Игроки и игралища (сборник) - стр. 27
Ultima Thule – крайняя северная точка мира (отождествляемая с Исландией или Гренландией), предмет устремлений, место волшебного преображения. Другим словом – революция. Мир, в котором живут герои, – мир по ту сторону этой точки. В то же время речь как будто идет всего лишь о мире «по ту сторону Тулы», то есть о (глазами петербуржца) «внутренней России», наполовину воображаемой, наполовину книжной, центральным пунктом которой является святилище мертвого Льва – Ясная Поляна.
И уже это определяет конфигурацию романа, его исходные точки: хрупкий внутренний мир петербуржца постпетербургской эпохи, мифы, которые он таскает с собой; новая жизнь с обязательными приметами, такими как индустриализация, и порожденные этой жизнью идеологемы; внутренняя российская жизнь, увиденная сквозь приемы и сюжетные ходы классической прозы, и эти ходы сами по себе, отдельно взятые, как объект игры.
Здесь опять стоит вспомнить Вагинова, его романы: ведь исходная структура их не так уж далека от только что описанной.

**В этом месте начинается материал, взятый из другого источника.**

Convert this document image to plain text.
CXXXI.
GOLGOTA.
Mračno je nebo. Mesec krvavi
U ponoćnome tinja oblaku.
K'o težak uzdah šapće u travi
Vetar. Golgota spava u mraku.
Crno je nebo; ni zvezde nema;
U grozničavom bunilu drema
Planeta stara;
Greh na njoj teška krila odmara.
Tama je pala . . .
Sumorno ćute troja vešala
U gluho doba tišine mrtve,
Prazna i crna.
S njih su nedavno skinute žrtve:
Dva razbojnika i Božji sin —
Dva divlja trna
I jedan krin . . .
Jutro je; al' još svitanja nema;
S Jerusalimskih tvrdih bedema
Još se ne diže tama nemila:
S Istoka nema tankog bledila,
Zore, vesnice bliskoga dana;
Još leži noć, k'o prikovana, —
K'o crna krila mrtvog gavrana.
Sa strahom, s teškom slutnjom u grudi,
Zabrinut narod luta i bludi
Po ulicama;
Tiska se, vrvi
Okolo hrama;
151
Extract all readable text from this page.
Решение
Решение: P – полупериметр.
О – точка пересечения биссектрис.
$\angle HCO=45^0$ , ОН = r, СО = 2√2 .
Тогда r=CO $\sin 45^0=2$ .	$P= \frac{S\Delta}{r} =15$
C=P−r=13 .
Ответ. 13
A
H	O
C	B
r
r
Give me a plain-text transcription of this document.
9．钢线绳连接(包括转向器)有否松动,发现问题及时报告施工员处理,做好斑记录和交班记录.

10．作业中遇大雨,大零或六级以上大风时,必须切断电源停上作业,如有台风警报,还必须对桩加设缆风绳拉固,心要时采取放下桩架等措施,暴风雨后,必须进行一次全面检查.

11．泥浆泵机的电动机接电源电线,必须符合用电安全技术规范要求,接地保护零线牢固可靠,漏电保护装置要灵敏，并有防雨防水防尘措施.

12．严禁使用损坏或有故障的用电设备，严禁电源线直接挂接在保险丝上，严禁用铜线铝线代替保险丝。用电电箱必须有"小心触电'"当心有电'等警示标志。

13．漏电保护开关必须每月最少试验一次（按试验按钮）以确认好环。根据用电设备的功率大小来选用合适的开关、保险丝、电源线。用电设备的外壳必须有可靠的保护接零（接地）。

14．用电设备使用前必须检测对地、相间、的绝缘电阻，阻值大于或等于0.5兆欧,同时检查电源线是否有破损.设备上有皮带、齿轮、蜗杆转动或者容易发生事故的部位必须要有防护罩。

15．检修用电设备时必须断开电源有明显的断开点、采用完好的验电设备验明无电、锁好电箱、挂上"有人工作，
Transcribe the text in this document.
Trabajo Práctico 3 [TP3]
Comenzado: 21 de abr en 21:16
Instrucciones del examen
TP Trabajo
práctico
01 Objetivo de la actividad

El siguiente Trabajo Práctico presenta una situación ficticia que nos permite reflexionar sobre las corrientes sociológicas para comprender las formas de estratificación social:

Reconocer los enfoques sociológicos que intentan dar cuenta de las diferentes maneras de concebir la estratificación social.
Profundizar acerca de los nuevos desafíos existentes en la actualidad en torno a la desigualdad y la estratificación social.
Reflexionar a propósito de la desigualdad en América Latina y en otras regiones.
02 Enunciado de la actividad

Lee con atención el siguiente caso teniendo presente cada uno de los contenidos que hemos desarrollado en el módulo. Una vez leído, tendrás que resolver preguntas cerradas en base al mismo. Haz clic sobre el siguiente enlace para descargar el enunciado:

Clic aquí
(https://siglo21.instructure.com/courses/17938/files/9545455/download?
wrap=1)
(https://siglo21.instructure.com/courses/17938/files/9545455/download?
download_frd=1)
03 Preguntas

В «Козлиной песни» автор еще явно на стороне «бывших» и готов отстаивать их мир во всей его самоочевидной декадентской вымороченности; дальше – особенно в «Бамбочаде» и в «Гарпагониане», ценой сохранения тонкости и трепетности бывших людей оказывается статус безобидных и бесплодных чудаков или мелких авантюристов. И здесь возникает призрак третьего писателя – Юрия Олеши, очень отдаленного от Вагинова и Егунова биографически и стилистически, но не по мироощущению.
Понятно, что пара Кавалеров – Бабичев есть лишь проекция более ранней пары Обломов – Штольц. Отношения николевских Сергея Сергеевича и Федора Федоровича – в этом же ряду, но своеобразны прежде всего тем, что Сергей Сергеевич, специалист по исландской литературе, работающий пишбарышней в управлении петергофских музеев, – сам писатель. А энтузиастически преданный идее соцстроительства Федор Федорович Стратилат, молодой горный инженер, руководящий устройством дудок (шахт без крепей, объясняет словарь Ушакова) в деревне под Тулой, – его персонаж и/или предполагаемый прототип его персонажа. Олеша передоверяет Кавалерову-рассказчику свое великолепное зрение, но не свою писательскую субъектность; герой реален в той же степени, что и мир, о котором он говорит, – не больше. Роман Николева – книга про писателя, его труд и его материал.
И здесь мы снова вспоминаем Вагинова – «Труды и дни Свистонова». С тем важным отличием, что границы между миром преждепребывающим и миром описанным, между природой природной и природой природствующей у Николева несравнимо более зыбки. Уже сами по себе изысканно-пародийные повествовательные приемы сигнализируют об условности происходящего. Дело не в том, что текст начинается с полуслова (описание прибытия Сергея в деревню следует ближе к концу романа), не в границах между главами, проходящими в середине фразы, не во псевдопропущенных главах, не в слияниях и расхождениях одноименных персонажей, даже не в загадочной попутчице Сергея, которая есть не кто иная, как Елена Троянская. Дело – в цитатности, причем двуслойной.